Through his personal story, he recounts a counter-history of a sixties rocked by the Prague Spring, student protests on the streets of Europe and America, the effects of the Vietnam war, and the aftermath of the revolutionary insurgencies led by Che Guevara. It is a story that takes us from Paris and Prague to Hanoi and Bolivia, encountering along the way Malcolm X, Bertrand Russell, Marlon Brando, Henry Kissinger, and Mick Jagger.
This edition includes the famous interview conducted by Tariq Ali and Robin Blackburn with John Lennon and Yoko Ono In 1971.

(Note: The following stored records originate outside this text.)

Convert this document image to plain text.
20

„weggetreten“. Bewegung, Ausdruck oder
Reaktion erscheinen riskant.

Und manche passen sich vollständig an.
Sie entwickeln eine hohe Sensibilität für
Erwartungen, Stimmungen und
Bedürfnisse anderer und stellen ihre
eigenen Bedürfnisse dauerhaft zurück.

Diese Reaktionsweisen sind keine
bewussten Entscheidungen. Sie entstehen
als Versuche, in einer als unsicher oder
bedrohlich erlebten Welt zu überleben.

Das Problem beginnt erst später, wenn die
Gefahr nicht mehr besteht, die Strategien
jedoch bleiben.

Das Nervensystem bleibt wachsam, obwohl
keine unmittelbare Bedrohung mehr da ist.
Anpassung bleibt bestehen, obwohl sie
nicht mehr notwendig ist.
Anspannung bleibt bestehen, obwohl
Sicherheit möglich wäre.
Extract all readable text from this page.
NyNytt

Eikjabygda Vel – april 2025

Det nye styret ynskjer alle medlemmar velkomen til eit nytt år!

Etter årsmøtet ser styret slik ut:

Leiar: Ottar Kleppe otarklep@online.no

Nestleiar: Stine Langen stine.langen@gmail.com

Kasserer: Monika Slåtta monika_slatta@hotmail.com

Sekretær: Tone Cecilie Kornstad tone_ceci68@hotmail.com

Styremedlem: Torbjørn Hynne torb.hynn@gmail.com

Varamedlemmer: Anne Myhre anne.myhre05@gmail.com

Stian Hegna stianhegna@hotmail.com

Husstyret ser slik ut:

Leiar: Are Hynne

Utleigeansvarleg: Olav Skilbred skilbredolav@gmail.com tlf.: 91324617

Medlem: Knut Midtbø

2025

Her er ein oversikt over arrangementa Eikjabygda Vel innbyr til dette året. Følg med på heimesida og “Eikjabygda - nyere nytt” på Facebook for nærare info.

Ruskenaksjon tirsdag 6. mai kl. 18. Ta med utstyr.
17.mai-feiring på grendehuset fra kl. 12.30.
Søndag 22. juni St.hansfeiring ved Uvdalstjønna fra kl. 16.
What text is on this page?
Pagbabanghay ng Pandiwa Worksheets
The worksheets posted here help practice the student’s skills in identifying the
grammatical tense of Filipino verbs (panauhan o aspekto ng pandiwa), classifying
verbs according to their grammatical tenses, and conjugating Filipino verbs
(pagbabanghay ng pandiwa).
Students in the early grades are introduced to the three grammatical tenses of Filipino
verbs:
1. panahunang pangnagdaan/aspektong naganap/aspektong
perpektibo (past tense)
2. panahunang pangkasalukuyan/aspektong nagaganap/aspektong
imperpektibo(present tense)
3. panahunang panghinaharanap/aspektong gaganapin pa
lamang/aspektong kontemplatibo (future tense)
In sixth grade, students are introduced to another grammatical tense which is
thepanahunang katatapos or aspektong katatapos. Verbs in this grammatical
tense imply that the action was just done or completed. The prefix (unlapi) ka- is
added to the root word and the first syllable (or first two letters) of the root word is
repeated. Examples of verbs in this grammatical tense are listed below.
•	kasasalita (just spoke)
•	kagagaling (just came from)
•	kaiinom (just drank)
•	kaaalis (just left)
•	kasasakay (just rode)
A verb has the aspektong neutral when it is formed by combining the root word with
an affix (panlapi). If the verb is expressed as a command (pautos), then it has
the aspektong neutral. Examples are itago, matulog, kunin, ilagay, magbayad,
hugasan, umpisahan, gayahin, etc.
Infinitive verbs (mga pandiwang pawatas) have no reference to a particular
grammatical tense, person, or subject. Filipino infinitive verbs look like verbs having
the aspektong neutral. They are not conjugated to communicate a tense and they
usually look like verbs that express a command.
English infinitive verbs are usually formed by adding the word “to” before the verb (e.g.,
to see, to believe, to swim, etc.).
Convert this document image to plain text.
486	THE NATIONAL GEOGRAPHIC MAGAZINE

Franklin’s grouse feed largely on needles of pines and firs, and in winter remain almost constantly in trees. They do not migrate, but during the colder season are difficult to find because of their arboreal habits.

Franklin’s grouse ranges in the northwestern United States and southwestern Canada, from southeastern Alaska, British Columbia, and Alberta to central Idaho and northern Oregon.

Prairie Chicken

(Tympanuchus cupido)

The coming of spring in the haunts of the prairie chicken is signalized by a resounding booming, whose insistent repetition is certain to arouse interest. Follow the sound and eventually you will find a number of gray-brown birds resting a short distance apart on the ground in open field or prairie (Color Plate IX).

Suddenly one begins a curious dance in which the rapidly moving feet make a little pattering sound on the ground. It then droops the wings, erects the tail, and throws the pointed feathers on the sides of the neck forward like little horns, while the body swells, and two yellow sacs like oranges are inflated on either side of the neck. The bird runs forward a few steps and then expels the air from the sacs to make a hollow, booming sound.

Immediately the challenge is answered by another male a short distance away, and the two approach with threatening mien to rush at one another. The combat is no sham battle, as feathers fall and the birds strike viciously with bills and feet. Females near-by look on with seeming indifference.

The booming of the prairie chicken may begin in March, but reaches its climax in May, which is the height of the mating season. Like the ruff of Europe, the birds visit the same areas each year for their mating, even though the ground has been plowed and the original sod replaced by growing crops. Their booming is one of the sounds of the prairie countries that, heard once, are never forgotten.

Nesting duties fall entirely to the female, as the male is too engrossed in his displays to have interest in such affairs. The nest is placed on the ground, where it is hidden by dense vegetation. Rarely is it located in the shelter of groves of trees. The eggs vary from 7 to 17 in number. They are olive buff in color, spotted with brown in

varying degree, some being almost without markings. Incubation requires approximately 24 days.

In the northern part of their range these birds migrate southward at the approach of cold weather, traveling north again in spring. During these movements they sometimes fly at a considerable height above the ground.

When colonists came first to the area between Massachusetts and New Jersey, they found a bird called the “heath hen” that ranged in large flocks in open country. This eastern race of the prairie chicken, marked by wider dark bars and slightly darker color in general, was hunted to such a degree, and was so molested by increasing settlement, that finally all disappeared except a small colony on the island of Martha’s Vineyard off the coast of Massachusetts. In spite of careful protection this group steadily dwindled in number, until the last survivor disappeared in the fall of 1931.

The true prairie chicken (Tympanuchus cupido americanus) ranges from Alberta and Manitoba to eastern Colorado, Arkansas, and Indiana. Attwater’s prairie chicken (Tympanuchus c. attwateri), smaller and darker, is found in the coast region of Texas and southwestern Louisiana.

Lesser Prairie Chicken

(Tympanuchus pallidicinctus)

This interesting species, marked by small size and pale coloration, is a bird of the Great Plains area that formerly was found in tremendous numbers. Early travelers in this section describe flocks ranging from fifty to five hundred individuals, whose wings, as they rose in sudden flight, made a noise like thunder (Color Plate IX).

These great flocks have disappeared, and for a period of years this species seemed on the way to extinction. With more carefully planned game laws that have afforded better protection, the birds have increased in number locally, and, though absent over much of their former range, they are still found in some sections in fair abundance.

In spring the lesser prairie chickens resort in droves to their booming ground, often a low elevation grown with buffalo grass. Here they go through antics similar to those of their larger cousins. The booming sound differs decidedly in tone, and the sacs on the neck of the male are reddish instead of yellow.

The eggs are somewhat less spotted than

“Tariq Ali has not lost the passion and vim which made him a symbol of the spirit of ’68 … has not seen fit to join forces with the terminally cynical, or set up a graven god that can be accused of failing … Ali has spent much of his life documenting America as the arsenal of counter-revolution.”
—Christopher Hitchens, Observer
“Has me rapt on the hearthrug, peering into the embers of memory … the memoir proposes that the overriding themes were the confrontation with US imperialism … the efforts of a generation to shake off the shackles of social-democracy and conduct war on capitalism à l’outrance.”
—Alexander Cockburn, Guardian
“We need to remember the sixties, and Tariq Ali’s book is valuable and well presented evidence of the time … as Ali points out the transition from revolutionary to arch-conservative is nothing new … we may frequently have been misguided, but nothing is sadder than a generation without a cause.”
—John Mortimer, Sunday Times
“Street Fighting Years is readable, informative and also inspirational … the recollections of a person who has remained true to himself.”